Ces usagers non inscrits, devenus plus nombreux avec l’ouverture de médiathèques modernes, ne sont ni timides ni honteux, mais au contraire, s’emparent de l’espace avec délectation, « beaubourisent » la bibliothèque 6. Jean-Marie Privat, à travers quelques entretiens, trace des portraits de lecteurs trop peu connus et reconnus. Du lecteur sociable qui apprécie les rencontres, à celui qui s’offre une sociabilité de papier – à base de revues et de lectures courtes et variées –, à celui aussi qui fait de la bibliothèque un usage privatif pour son travail, « anciens inscrits, futurs inscrits, inscrits par ailleurs, vivant la non-inscription comme un refus et un engagement, quelle que soit leur situation, ces usagers semblent bien connaître le poids des mots » (p. 232) ; ils apprécient les horaires d’ouverture élargis, l’abondance documentaire, l’esthétique des lieux.

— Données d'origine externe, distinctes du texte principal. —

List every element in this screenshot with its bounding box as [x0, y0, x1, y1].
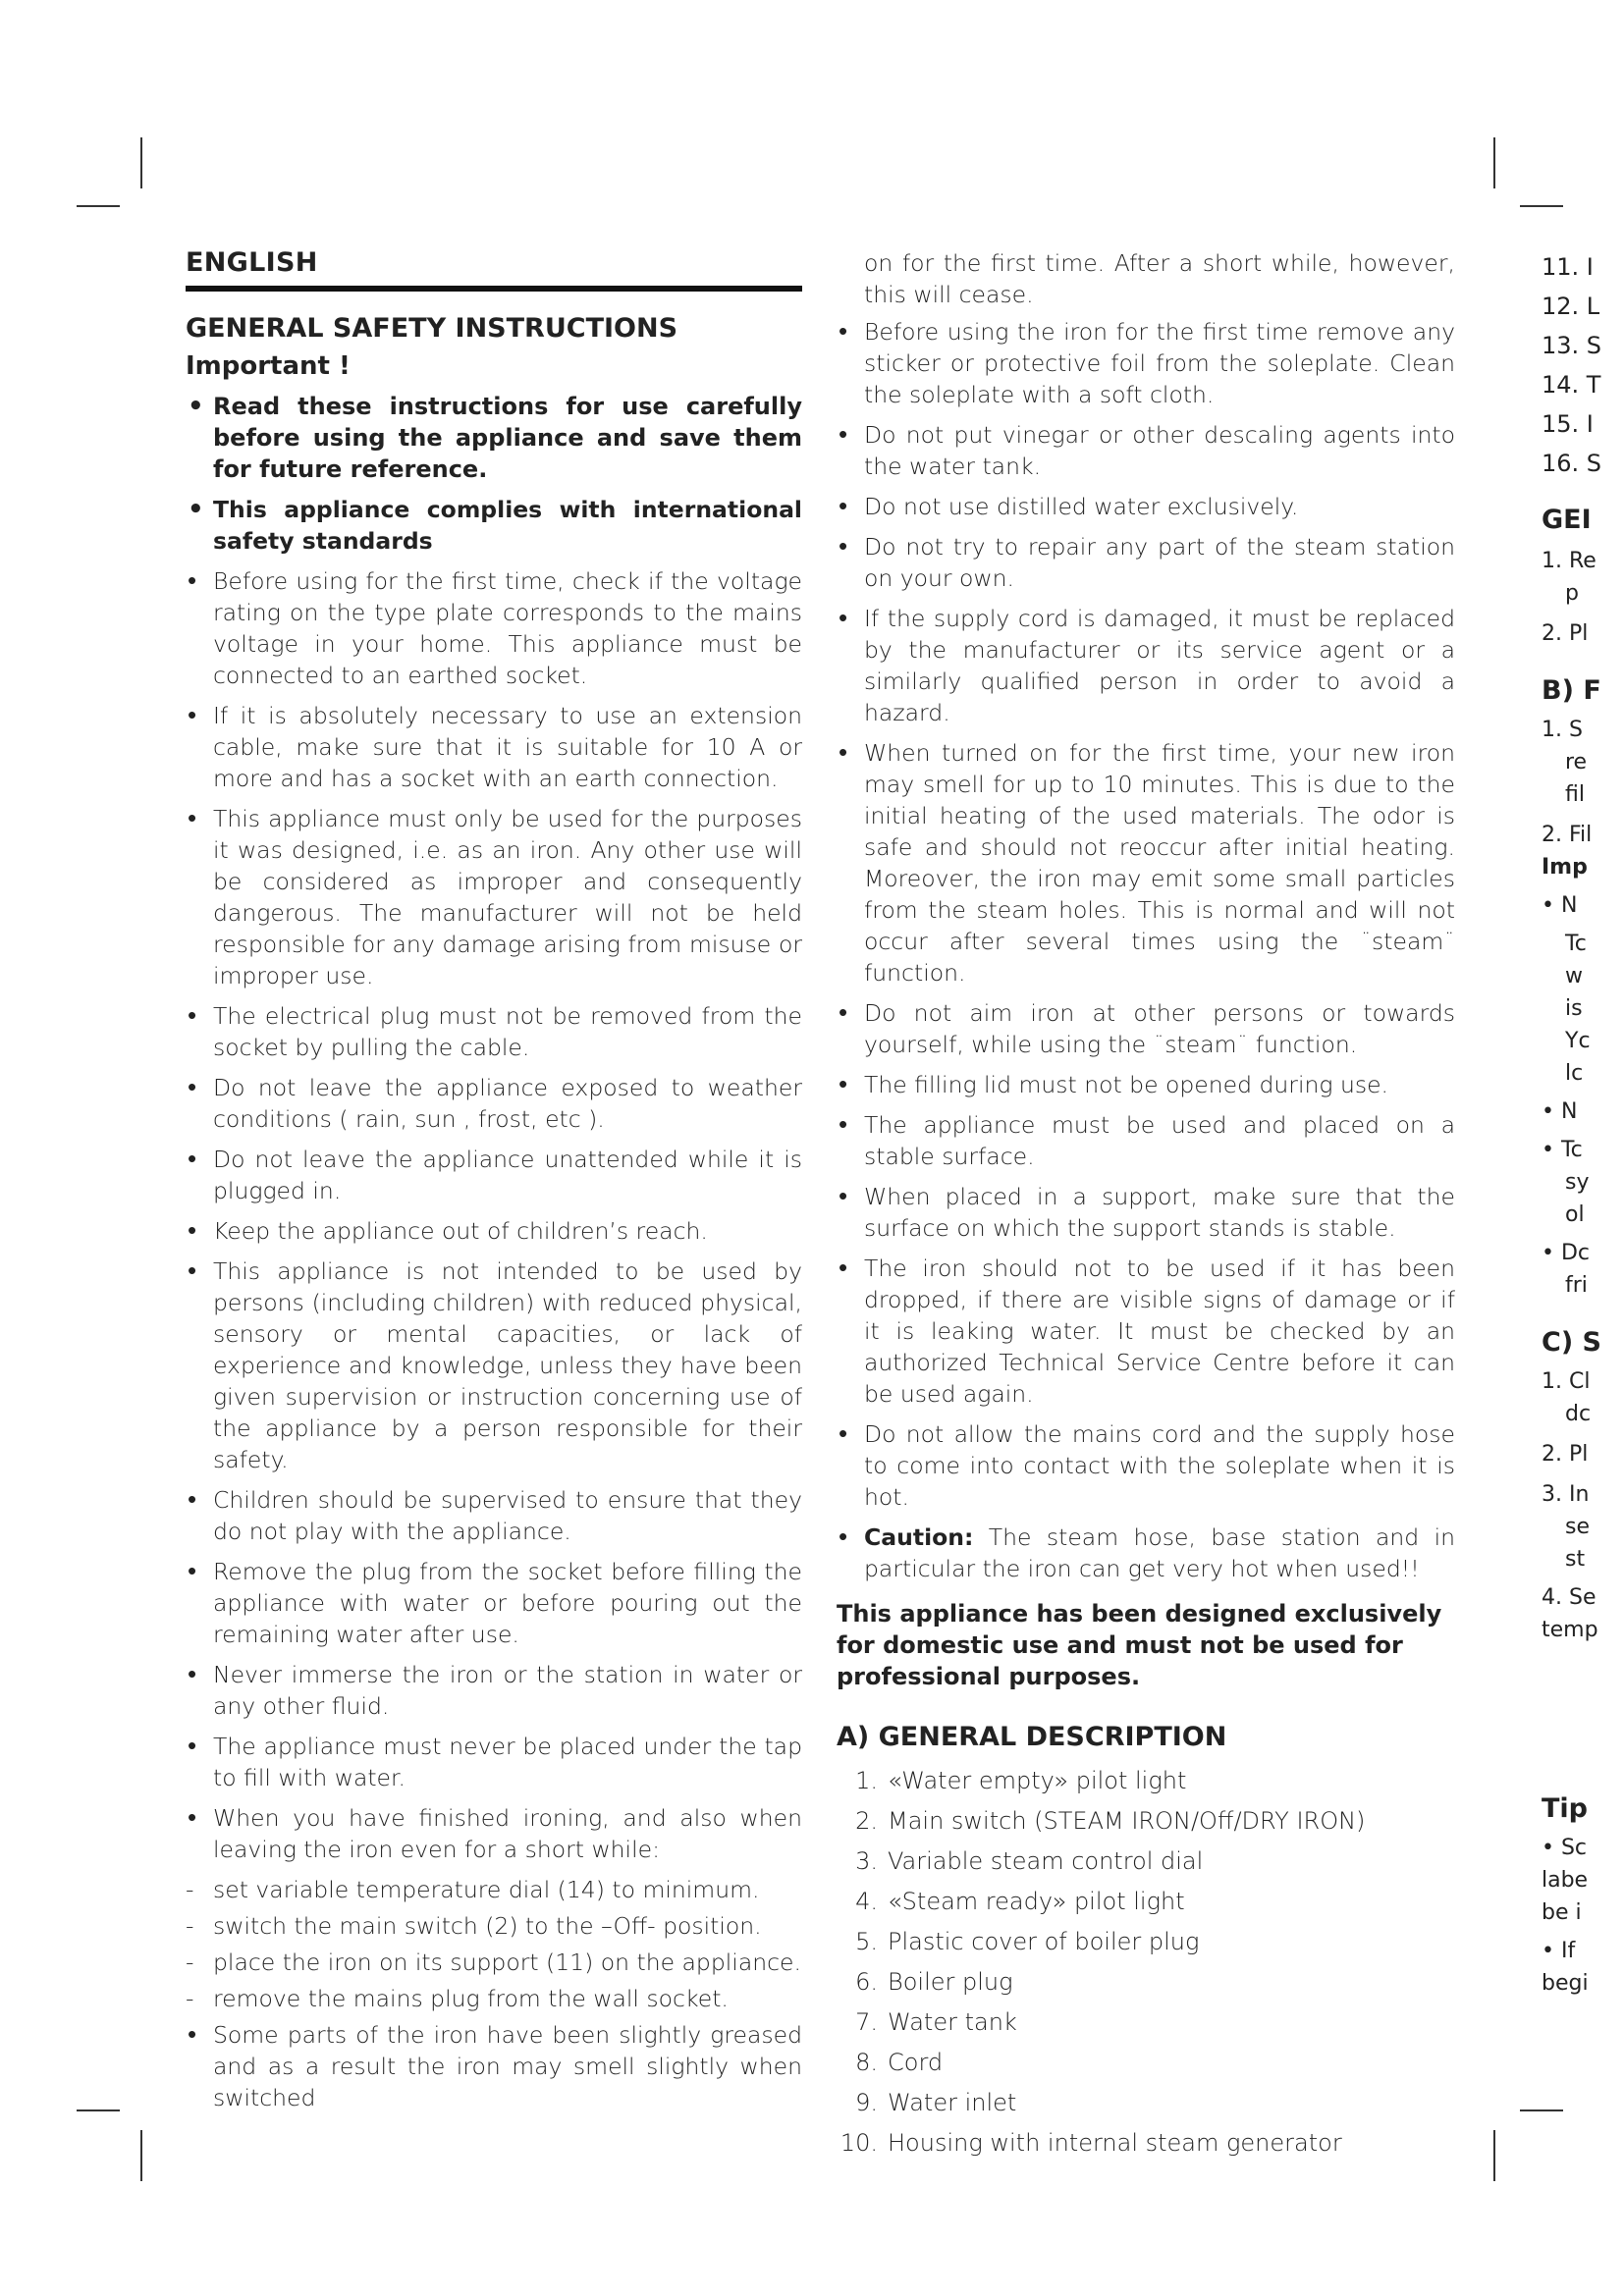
item-number: 5.: [855, 1928, 878, 1955]
list-item: 12. L: [1542, 293, 1600, 320]
safety-item: • If the supply cord is damaged, it must be replaced by the manufacturer or its service agent or a similarly qualified person in order to avoid a hazard.: [837, 603, 1455, 728]
safety-item: • The filling lid must not be opened during use.: [837, 1069, 1455, 1100]
crop-mark: [1520, 205, 1563, 207]
safety-item: • The electrical plug must not be removed from the socket by pulling the cable.: [186, 1000, 802, 1063]
list-item: 11. I: [1542, 253, 1594, 281]
description-item: [837, 2046, 1455, 2079]
safety-item: • When you have finished ironing, and also when leaving the iron even for a short while:: [186, 1802, 802, 1865]
description-item: [837, 2086, 1455, 2119]
item-number: 3.: [855, 1847, 878, 1875]
domestic-use-note: This appliance has been designed exclusively for domestic use and must not be used for professional purposes.: [837, 1600, 1442, 1690]
section-title: GEI: [1542, 505, 1592, 535]
text-fragment: is: [1565, 996, 1583, 1021]
text-fragment: dc: [1565, 1402, 1592, 1426]
text-fragment: lc: [1565, 1061, 1584, 1086]
text-fragment: 1. Re: [1542, 549, 1597, 573]
item-label: Cord: [888, 2049, 944, 2076]
safety-item: • Do not allow the mains cord and the supply hose to come into contact with the soleplate when it is hot.: [837, 1418, 1455, 1513]
safety-item: • Do not try to repair any part of the steam station on your own.: [837, 531, 1455, 594]
safety-item: • If it is absolutely necessary to use an extension cable, make sure that it is suitable for 10 A or more and has a socket with an earth connection.: [186, 700, 802, 794]
text-fragment: labe: [1542, 1868, 1589, 1893]
description-item: [837, 1844, 1455, 1878]
safety-item: • Before using for the first time, check if the voltage rating on the type plate corresponds to the mains voltage in your home. This appliance must be connected to an earthed socket.: [186, 565, 802, 691]
safety-item: • Do not leave the appliance unattended while it is plugged in.: [186, 1144, 802, 1206]
list-item: 16. S: [1542, 450, 1602, 477]
crop-mark: [140, 137, 142, 188]
general-description-title: A) GENERAL DESCRIPTION: [837, 1722, 1227, 1752]
text-fragment: • N: [1542, 1099, 1578, 1124]
safety-item: • Remove the plug from the socket before filling the appliance with water or before pouring out the remaining water after use.: [186, 1556, 802, 1650]
text-fragment: be i: [1542, 1900, 1582, 1925]
crop-mark: [1493, 137, 1495, 188]
text-fragment: 3. In: [1542, 1482, 1590, 1507]
column-middle: [837, 247, 1455, 2166]
item-label: Water inlet: [888, 2089, 1017, 2116]
crop-mark: [140, 2130, 142, 2181]
text-fragment: Yc: [1565, 1029, 1591, 1053]
list-item: 15. I: [1542, 410, 1594, 438]
safety-item: • Read these instructions for use carefully before using the appliance and save them for future reference.: [186, 391, 802, 485]
item-number: 8.: [855, 2049, 878, 2076]
text-fragment: p: [1565, 581, 1579, 606]
crop-mark: [1493, 2130, 1495, 2181]
item-number: 2.: [855, 1807, 878, 1835]
general-description-list: [837, 1764, 1455, 2160]
section-title: B) F: [1542, 675, 1601, 706]
safety-item: • Before using the iron for the first time remove any sticker or protective foil from the soleplate. Clean the soleplate with a soft cloth.: [837, 316, 1455, 410]
important-label: Important !: [186, 351, 351, 381]
item-number: 4.: [855, 1888, 878, 1915]
sub-step-item: - set variable temperature dial (14) to minimum.: [186, 1874, 802, 1905]
text-fragment: temp: [1542, 1618, 1598, 1642]
text-fragment: sy: [1565, 1170, 1590, 1195]
section-title: Tip: [1542, 1793, 1588, 1824]
text-fragment: fri: [1565, 1273, 1588, 1298]
safety-item: • Some parts of the iron have been slightly greased and as a result the iron may smell slightly when switched: [186, 2019, 802, 2113]
safety-item: • The iron should not to be used if it has been dropped, if there are visible signs of damage or if it is leaking water. It must be checked by an authorized Technical Service Centre before it can be used again.: [837, 1253, 1455, 1410]
column-right-clipped: [1542, 247, 1624, 2000]
section-title: GENERAL SAFETY INSTRUCTIONS: [186, 313, 678, 344]
item-number: 6.: [855, 1968, 878, 1996]
safety-item: • The appliance must never be placed under the tap to fill with water.: [186, 1731, 802, 1793]
description-item: [837, 1804, 1455, 1838]
text-fragment: 2. Pl: [1542, 1442, 1589, 1467]
item-label: Housing with internal steam generator: [888, 2129, 1342, 2157]
text-fragment: ol: [1565, 1202, 1585, 1227]
text-fragment: Tc: [1565, 932, 1587, 956]
list-item: 14. T: [1542, 371, 1601, 399]
crop-mark: [77, 205, 120, 207]
caution-label: Caution:: [864, 1523, 974, 1551]
safety-list-continued: [837, 316, 1455, 1513]
safety-item: • Children should be supervised to ensure that they do not play with the appliance.: [186, 1484, 802, 1547]
text-fragment: 2. Fil: [1542, 823, 1593, 847]
crop-mark: [1520, 2109, 1563, 2111]
text-fragment: 1. S: [1542, 718, 1583, 742]
description-item: [837, 1925, 1455, 1958]
important-label: Imp: [1542, 855, 1588, 880]
safety-item: • Do not put vinegar or other descaling agents into the water tank.: [837, 419, 1455, 482]
text-fragment: st: [1565, 1547, 1586, 1572]
description-item: [837, 1885, 1455, 1918]
item-number: 10.: [839, 2129, 878, 2157]
text-fragment: begi: [1542, 1971, 1589, 1996]
safety-item: • This appliance is not intended to be used by persons (including children) with reduced physical, sensory or mental capacities, or lack of experience and knowledge, unless they have been given supervision or instruction concerning use of the appliance by a person responsible for their safety.: [186, 1255, 802, 1475]
safety-item: • When placed in a support, make sure that the surface on which the support stands is stable.: [837, 1181, 1455, 1244]
safety-item: • Do not aim iron at other persons or towards yourself, while using the ¨steam¨ function.: [837, 997, 1455, 1060]
item-label: «Water empty» pilot light: [888, 1767, 1187, 1794]
item-number: 7.: [855, 2008, 878, 2036]
language-title: ENGLISH: [186, 247, 802, 292]
description-item: [837, 1965, 1455, 1999]
continuation-list: [837, 247, 1455, 310]
column-left: [186, 247, 802, 2122]
text-fragment: 1. Cl: [1542, 1369, 1591, 1394]
item-label: «Steam ready» pilot light: [888, 1888, 1185, 1915]
item-label: Water tank: [888, 2008, 1017, 2036]
safety-item: • This appliance must only be used for the purposes it was designed, i.e. as an iron. Any other use will be considered as improper and consequently dangerous. The manufacturer will not be held responsible for any damage arising from misuse or improper use.: [186, 803, 802, 991]
text-fragment: • N: [1542, 893, 1578, 918]
text-fragment: w: [1565, 964, 1583, 988]
description-item: [837, 2126, 1455, 2160]
safety-item: • Never immerse the iron or the station in water or any other fluid.: [186, 1659, 802, 1722]
caution-list: [837, 1522, 1455, 1584]
item-label: Plastic cover of boiler plug: [888, 1928, 1200, 1955]
sub-step-item: - remove the mains plug from the wall socket.: [186, 1983, 802, 2014]
text-fragment: re: [1565, 750, 1588, 774]
description-item: [837, 1764, 1455, 1797]
safety-list: [186, 391, 802, 2113]
text-fragment: se: [1565, 1515, 1590, 1539]
text-fragment: • Sc: [1542, 1836, 1588, 1860]
safety-item: • When turned on for the first time, your new iron may smell for up to 10 minutes. This is due to the initial heating of the used materials. The odor is safe and should not reoccur after initial heating. Moreover, the iron may emit some small particles from the steam holes. This is normal and will not occur after several times using the ¨steam¨ function.: [837, 737, 1455, 988]
sub-step-item: - place the iron on its support (11) on the appliance.: [186, 1947, 802, 1978]
item-label: Main switch (STEAM IRON/Off/DRY IRON): [888, 1807, 1366, 1835]
safety-item: • Do not leave the appliance exposed to weather conditions ( rain, sun , frost, etc ).: [186, 1072, 802, 1135]
description-item: [837, 2005, 1455, 2039]
caution-item: [837, 1522, 1455, 1584]
safety-item: • Keep the appliance out of children’s reach.: [186, 1215, 802, 1247]
text-fragment: fil: [1565, 782, 1585, 807]
safety-item: • This appliance complies with international safety standards: [186, 494, 802, 557]
text-fragment: 2. Pl: [1542, 621, 1589, 646]
crop-mark: [77, 2109, 120, 2111]
item-label: Variable steam control dial: [888, 1847, 1204, 1875]
text-fragment: • If: [1542, 1939, 1576, 1963]
item-label: Boiler plug: [888, 1968, 1013, 1996]
section-title: C) S: [1542, 1327, 1602, 1358]
sub-step-item: - switch the main switch (2) to the –Off- position.: [186, 1910, 802, 1942]
item-number: 1.: [855, 1767, 878, 1794]
text-fragment: • Dc: [1542, 1241, 1591, 1265]
item-number: 9.: [855, 2089, 878, 2116]
text-fragment: • Tc: [1542, 1138, 1583, 1162]
safety-item: • The appliance must be used and placed on a stable surface.: [837, 1109, 1455, 1172]
list-item: 13. S: [1542, 332, 1602, 359]
caution-text: The steam hose, base station and in particular the iron can get very hot when used!!: [864, 1523, 1455, 1582]
text-fragment: 4. Se: [1542, 1585, 1597, 1610]
continuation-text: on for the first time. After a short while, however, this will cease.: [864, 249, 1455, 308]
safety-item: • Do not use distilled water exclusively.: [837, 491, 1455, 522]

Comme on a pu le constater dans les lignes qui précèdent, la force de ce travail tient particulièrement dans cette analyse passionnante des usagers non inscrits. À l’heure où les espaces de lecture des bibliothèques se développent, il est légitime que l’usager des bibliothèques évolue vers une appropriation de ces espaces, parfois non documentaire (comme on le reproche parfois aux étudiants), mais, plus souvent qu’on pense, réellement documentaire. La multiplication des postes donnant accès aux documents numériques et à Internet provoquera également d’autres modes d’appropriation des lieux, nécessairement situés dans une analyse étrangère à la distinction inscrit/non-inscrit. Cette étude salutaire devrait contribuer à faire évoluer non seulement la connaissance de ces usages et usagers, mais aussi la conception par les bibliothécaires des fonctions documentaires et sociales des bibliothèques qu’ils ouvrent au public, et à en revendiquer la variété.